Courtesy:FiveGuys

Five Guys Burgers and Fries has built a loyal following over decades by keeping things simple fresh beef, hand-cut fries, and a no-frills approach to fast food that resonates with burger lovers across the country. But even a brand this beloved cannot fully escape the pressures squeezing the restaurant industry right now. Five Guys store closures in 2026 have now touched at least 7 states, with at least 14 locations confirmed shut or on their way to closing before the first half of the year wraps up.
The closures reflect a broader struggle playing out across the American dining landscape, where rising operating costs and more cautious consumer spending have forced even popular chains to make difficult decisions about which locations can survive.
Where Five Guys has closed in 2026
California has taken the hardest hit. The state accounts for the largest share of this year’s confirmed closures, a pattern that tracks with the notoriously high cost of doing business there from labor expenses to commercial rents that have climbed steadily in recent years.
But the closures have not stayed contained to the West Coast. Five Guys has also shuttered restaurants in 6 other states this year: Florida, Illinois, Iowa, Louisiana, Georgia and Nebraska. The geographic spread signals that the pressures driving these decisions go beyond any single regional market. Whether a location sits in a dense urban center or a smaller Midwestern city, the math of running a restaurant in 2026 has grown harder to make work.
The confirmed count of at least 14 closures may not tell the full story. Tracking shuttered locations for a privately held company requires piecing together local media reports, online review platforms and changes to the brand’s own store locator — none of which paint a perfectly complete picture.

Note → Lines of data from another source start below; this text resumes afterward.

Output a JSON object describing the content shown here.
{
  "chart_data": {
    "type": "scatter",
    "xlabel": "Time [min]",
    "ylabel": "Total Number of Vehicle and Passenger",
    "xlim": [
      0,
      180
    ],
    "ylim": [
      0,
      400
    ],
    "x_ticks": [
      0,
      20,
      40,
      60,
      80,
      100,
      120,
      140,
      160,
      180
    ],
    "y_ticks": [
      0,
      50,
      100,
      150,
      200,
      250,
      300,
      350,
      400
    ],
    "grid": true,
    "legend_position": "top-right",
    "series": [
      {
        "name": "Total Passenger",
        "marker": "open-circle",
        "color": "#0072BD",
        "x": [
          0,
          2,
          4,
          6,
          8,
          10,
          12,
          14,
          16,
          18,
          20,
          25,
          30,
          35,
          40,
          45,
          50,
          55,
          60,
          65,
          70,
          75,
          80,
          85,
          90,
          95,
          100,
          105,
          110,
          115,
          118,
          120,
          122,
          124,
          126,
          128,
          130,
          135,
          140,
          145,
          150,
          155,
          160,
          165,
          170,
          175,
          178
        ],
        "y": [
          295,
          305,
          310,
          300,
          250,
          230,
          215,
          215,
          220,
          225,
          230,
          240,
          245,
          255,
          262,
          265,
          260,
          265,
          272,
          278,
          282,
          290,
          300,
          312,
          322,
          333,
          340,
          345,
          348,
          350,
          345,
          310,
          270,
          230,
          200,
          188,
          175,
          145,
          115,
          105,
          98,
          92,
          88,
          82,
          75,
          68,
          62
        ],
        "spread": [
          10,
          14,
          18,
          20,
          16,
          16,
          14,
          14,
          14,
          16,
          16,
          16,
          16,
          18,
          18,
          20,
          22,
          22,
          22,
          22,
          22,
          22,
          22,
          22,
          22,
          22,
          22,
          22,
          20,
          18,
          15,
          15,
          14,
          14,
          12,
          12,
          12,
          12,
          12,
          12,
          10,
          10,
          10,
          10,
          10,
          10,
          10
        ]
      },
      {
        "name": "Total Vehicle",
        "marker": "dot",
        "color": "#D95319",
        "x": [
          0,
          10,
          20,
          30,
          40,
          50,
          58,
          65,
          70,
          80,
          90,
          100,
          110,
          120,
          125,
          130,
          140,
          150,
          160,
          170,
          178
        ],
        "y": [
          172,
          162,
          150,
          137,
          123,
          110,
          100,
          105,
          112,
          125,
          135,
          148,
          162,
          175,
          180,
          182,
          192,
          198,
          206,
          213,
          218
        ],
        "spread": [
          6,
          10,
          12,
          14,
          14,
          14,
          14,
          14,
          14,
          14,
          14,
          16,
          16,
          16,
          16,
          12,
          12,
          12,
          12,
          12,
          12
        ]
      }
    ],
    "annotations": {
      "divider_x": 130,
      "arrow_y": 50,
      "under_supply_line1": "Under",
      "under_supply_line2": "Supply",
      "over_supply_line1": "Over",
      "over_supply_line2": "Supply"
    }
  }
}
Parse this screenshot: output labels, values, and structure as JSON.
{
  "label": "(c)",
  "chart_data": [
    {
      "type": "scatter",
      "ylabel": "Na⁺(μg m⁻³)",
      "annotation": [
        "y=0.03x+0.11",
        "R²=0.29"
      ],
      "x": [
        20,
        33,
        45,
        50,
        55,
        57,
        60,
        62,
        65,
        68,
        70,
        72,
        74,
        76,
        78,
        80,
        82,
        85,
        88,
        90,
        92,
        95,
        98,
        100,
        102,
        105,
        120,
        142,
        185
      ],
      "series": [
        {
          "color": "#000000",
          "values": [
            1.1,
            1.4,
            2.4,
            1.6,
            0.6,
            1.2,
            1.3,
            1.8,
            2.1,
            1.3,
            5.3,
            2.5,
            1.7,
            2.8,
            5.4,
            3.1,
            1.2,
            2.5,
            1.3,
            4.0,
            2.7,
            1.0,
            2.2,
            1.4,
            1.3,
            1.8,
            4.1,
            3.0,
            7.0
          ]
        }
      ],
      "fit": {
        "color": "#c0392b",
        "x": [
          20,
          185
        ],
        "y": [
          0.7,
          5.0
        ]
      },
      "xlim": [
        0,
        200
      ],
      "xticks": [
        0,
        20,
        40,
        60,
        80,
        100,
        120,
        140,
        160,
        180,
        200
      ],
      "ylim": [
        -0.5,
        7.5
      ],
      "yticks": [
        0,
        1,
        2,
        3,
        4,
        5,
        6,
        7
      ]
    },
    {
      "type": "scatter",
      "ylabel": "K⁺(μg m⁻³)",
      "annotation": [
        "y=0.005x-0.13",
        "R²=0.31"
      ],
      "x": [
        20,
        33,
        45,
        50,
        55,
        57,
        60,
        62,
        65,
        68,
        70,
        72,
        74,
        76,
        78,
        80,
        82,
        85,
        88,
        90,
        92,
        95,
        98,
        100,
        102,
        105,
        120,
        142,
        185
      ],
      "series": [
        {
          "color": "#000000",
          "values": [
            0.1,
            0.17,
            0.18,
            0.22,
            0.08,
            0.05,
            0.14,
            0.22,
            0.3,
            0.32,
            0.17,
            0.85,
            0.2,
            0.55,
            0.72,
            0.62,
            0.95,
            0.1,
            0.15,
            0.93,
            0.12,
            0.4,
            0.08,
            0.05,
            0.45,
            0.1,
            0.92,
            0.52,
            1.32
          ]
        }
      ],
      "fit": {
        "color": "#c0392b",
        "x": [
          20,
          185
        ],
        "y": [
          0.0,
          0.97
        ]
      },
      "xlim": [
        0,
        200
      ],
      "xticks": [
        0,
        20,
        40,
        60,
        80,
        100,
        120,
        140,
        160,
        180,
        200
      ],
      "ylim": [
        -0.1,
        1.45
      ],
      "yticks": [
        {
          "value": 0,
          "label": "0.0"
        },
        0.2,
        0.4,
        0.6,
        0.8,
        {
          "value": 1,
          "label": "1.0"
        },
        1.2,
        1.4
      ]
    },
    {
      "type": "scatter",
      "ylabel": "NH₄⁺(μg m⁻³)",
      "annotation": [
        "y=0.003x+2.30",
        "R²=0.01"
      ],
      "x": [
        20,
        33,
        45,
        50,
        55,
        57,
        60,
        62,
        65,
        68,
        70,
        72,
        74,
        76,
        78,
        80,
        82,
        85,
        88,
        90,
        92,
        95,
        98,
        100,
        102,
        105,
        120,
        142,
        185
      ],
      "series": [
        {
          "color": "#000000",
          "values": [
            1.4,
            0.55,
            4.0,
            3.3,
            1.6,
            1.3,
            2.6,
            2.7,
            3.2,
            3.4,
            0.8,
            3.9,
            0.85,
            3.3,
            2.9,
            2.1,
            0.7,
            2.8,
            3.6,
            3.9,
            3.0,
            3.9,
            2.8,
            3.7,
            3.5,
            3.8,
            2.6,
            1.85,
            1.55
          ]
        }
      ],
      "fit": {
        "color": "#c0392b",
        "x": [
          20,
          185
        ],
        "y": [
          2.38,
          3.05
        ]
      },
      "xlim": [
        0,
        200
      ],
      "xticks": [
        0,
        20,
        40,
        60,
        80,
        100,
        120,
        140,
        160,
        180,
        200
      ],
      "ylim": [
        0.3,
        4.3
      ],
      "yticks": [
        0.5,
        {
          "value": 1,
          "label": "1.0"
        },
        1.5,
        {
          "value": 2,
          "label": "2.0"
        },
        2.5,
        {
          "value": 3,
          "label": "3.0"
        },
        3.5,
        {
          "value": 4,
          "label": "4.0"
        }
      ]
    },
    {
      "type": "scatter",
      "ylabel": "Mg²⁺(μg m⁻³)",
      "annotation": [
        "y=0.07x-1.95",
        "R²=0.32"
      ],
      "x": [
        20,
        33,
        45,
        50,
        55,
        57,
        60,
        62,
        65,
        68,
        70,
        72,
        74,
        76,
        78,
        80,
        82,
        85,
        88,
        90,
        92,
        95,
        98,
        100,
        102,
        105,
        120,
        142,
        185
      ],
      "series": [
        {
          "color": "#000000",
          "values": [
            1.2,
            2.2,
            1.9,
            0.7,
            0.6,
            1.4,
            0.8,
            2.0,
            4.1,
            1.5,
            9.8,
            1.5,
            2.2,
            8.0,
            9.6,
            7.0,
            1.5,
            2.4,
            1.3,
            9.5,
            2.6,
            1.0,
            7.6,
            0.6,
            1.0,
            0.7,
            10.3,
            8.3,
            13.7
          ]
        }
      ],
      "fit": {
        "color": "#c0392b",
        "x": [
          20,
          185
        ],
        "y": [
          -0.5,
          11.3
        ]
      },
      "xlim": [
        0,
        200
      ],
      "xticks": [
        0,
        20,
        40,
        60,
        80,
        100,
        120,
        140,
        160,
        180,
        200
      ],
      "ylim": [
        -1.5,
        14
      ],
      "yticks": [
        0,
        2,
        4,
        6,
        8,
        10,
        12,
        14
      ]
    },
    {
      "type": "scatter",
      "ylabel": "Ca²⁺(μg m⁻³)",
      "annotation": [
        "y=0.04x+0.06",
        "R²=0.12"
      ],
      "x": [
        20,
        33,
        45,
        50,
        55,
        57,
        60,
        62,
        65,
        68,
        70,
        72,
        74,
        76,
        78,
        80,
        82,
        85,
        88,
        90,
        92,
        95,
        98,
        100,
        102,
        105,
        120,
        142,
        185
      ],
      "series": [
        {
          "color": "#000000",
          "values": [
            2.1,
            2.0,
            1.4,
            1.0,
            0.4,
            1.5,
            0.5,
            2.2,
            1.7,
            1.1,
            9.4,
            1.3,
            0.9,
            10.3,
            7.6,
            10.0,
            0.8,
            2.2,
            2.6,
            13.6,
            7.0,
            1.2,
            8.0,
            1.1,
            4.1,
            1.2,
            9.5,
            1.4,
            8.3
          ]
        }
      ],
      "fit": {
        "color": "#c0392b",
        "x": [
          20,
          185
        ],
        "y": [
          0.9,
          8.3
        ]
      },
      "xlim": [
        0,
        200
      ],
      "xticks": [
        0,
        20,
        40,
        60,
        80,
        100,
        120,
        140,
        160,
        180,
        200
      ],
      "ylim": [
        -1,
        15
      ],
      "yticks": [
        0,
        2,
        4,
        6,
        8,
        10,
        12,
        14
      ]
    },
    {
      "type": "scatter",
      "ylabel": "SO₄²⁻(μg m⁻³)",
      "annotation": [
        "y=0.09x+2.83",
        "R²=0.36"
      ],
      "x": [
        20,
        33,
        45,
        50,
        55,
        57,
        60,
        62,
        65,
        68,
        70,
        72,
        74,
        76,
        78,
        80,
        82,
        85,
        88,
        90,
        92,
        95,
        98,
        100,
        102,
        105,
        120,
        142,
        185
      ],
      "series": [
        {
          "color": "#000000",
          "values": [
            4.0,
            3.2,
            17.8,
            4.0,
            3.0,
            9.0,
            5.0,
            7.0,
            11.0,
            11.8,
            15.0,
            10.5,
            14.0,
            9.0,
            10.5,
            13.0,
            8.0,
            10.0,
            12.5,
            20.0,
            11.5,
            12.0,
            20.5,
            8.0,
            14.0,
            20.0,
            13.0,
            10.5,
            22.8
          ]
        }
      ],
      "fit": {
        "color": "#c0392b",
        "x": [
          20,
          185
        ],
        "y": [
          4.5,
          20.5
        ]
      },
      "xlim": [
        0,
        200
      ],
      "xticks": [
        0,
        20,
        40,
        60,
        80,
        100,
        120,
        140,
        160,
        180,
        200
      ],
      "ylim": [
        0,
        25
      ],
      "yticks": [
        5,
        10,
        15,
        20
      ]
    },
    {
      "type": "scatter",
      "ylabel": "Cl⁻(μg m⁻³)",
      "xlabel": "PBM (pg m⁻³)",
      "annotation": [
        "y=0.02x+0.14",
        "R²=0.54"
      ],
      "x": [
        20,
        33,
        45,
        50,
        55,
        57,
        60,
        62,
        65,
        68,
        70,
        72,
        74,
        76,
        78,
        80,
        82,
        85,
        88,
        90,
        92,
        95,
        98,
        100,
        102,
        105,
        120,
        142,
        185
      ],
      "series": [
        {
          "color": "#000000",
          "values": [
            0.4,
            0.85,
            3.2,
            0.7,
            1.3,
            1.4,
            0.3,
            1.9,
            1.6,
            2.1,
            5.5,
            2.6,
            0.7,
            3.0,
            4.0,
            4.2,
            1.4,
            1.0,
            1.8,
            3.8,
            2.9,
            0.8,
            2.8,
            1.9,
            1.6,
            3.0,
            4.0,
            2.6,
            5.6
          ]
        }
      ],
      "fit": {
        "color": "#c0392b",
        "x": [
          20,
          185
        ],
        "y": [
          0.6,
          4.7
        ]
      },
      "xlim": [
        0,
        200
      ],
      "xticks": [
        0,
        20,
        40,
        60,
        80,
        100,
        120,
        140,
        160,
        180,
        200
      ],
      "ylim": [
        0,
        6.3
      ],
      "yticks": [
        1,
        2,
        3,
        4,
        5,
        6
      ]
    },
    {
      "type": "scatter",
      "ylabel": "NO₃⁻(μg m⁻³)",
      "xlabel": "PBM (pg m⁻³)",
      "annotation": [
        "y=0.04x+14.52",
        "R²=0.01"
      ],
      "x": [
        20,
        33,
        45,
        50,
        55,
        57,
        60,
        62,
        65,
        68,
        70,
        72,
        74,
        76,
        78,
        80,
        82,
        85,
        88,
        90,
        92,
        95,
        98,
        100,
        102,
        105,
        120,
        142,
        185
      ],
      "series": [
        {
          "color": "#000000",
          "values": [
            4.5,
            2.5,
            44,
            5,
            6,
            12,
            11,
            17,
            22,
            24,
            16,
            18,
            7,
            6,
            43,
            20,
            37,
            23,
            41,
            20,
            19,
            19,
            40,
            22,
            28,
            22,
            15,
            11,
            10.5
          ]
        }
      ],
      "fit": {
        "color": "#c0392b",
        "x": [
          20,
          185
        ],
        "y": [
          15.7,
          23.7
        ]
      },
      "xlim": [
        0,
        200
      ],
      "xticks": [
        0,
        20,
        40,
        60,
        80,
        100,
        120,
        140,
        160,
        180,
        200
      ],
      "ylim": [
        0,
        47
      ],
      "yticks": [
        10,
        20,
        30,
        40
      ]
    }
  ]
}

Why restaurants are struggling right now
The conditions pushing Five Guys and its peers into tough choices have been building for several years. Ingredient costs remain elevated. Labor costs have risen sharply in many states following minimum wage increases. Meanwhile, consumers facing their own affordability pressures have pulled back on discretionary spending, and dining out particularly at fast-casual chains where a burger and fries can easily run $15 or more per person has felt that pullback acutely.
Five Guys has never positioned itself as a budget option, which makes it more exposed than some competitors when wallets tighten. The chain’s commitment to quality ingredients and generous portions keeps fans devoted, but it also means prices that can give cost-conscious diners pause when they are trying to cut back.
The bigger picture for Five Guys
Despite this year’s closures, Five Guys is not a chain in retreat. According to a franchise disclosure document from last year, the company ended 2024 with a net gain of 37 locations compared to the year before. That same document confirmed 14 corporate-owned and 14 franchised restaurants closed during 2024 a figure that mirrors the 2026 closure count so far and suggests some level of annual attrition has become part of how the brand manages its portfolio.
Five Guys operates more than 1,900 locations worldwide, a footprint that reflects genuine global demand for what the chain does. Individual closures, while meaningful to the communities that lose them, do not yet suggest a chain-wide contraction.
Whether 2026 ends with a net gain or a net loss in U.S. locations remains to be seen. Five Guys did not respond to a request for comment.